700am: Count compiler Dan Cooper, a slim and sarcastic father of two who doesn't even live in the SCV, will help two-dozen or so people (most of whom drove in from LA) figure out count assignments so that all the good birding spots in Santa Clarita get covered. There are already birders doing Castaic Lake by this point, but there will be cars heading to Placerita, Bouquet, Towsley, the Santa Clara River, and even urban hotspots like city parks, golf courses, and College of the Canyons.
715am: The flock disperses as small groups. In each group, there's at least one person who knows all the birds by sight and sound, but even total birding novices can help by keeping the list or tallying all the ravens that fly by. Santa Clarita residents are particularly helpful because they can navigate--even people from the nearby SFV are utterly ignorant of Claritan highways and byways. They probably think it's still call San Fernando Road. You forgive their ignorance.

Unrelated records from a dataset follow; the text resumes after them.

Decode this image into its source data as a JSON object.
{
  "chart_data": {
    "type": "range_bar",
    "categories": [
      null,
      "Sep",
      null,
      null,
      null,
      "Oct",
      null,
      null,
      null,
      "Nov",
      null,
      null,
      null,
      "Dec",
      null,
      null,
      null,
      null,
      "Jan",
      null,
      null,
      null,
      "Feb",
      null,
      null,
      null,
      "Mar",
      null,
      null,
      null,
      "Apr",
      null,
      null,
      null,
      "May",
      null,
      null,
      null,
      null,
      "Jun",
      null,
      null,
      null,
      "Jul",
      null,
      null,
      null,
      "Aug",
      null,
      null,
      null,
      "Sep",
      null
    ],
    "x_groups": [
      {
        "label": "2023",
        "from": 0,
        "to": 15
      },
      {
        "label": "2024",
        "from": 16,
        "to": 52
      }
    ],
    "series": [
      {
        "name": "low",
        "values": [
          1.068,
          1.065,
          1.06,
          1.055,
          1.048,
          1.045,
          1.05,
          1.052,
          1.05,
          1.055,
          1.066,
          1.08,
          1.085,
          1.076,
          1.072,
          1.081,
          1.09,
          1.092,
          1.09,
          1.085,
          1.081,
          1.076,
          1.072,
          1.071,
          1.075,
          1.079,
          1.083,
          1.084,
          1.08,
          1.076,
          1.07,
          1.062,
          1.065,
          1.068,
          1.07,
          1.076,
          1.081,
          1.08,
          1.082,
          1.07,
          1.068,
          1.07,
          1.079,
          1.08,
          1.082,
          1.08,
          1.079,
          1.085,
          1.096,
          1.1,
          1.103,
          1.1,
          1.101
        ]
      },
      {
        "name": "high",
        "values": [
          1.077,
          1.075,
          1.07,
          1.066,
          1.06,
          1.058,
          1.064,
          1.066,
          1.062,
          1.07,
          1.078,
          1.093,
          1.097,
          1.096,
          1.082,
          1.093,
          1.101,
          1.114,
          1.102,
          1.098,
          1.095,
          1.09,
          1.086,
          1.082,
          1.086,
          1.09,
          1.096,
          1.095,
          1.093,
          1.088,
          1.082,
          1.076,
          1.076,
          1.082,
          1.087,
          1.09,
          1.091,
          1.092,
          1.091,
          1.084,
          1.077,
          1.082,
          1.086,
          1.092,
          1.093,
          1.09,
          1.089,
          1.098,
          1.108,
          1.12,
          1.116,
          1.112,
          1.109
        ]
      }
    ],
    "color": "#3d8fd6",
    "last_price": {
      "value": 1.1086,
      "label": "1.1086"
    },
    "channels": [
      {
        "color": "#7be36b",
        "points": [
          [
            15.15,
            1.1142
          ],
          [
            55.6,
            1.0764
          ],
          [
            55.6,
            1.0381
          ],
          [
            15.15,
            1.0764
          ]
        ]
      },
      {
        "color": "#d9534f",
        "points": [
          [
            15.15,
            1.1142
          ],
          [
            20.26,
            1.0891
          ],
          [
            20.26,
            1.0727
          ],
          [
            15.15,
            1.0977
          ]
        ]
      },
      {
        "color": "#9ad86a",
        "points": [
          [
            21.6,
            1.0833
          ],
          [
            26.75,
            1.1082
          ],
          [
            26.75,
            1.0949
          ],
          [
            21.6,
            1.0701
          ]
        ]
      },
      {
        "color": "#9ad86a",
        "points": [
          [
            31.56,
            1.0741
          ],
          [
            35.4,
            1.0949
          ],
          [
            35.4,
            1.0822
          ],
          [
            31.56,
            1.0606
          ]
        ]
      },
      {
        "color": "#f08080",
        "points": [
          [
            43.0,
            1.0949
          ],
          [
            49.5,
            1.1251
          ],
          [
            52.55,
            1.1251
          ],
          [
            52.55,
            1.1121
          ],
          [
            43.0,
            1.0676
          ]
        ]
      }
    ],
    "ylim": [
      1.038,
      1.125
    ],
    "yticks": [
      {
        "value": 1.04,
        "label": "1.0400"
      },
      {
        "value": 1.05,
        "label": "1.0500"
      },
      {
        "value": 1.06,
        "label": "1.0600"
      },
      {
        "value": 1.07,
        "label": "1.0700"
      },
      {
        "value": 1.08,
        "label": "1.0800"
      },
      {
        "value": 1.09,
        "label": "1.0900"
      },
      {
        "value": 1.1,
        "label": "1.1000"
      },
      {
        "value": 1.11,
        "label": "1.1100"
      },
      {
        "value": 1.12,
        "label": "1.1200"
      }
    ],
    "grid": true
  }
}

830am: You start running into the dog walkers and joggers, most of whom just ignore you, some of whom look quizzically, and a few of whom insist on talking with you for 5 minutes about the California Condor they just saw fly over and how they see them all the time and how they certainly don't seem endangered (it was actually a Turkey Vulture, you politely point out).
1000am: You keep seeing the same kinds of birds over and over, your list hovering around 60 species. But then, wait, oh my...no, that can't be, but yes, it has wing bars and an eye-ring and buffy flanks so it must...you see a really rare bird and are reinvigorated. The sighting, if particularly good, is immediately forwarded to all other birders who will try to see the rarity for themselves after lunch.
1230pm: With a great sense of satisfaction, you head to Tacos y Burritos el Pato (the one restaurant in town named for a bird) for lunch. You smirk, recalling Lady Ducayne's favorable review of the restaurant, LD being that local food blogger who says nothing in Santa Clarita is good enough and wishes it were all more like LA but never tells you exactly what's wrong with it all. Am I right?, you ask. The other birders don't know what you're talking about, so you just order some tacos.
100pm: Cooper reads through his checklist of bird species likely for the count--there are 150 or so. Every group that observed the species says "yes" (Mayor Laurene Weste, if she joins, will say "aye") when the name is read. "Common Loon?" "Yes" say the people from Castaic. "Common Raven?" "Yes" says every group. "Loggerhead Shrike?" Silence--people shake their heads, knowing this bird of open spaces is having a hard time hanging on.
130pm: The count finishes with ballpark 130 species seen and a total of many, many thousands of individual birds. You are satisfied, and now debate whether you're going to do the LA count, too.
Are you still reading--really? If so, you ought to go. Meet at 7am sharp at Western Bagel on Valencia Boulevard. Bring binoculars if you have them, and prepare to get birdy.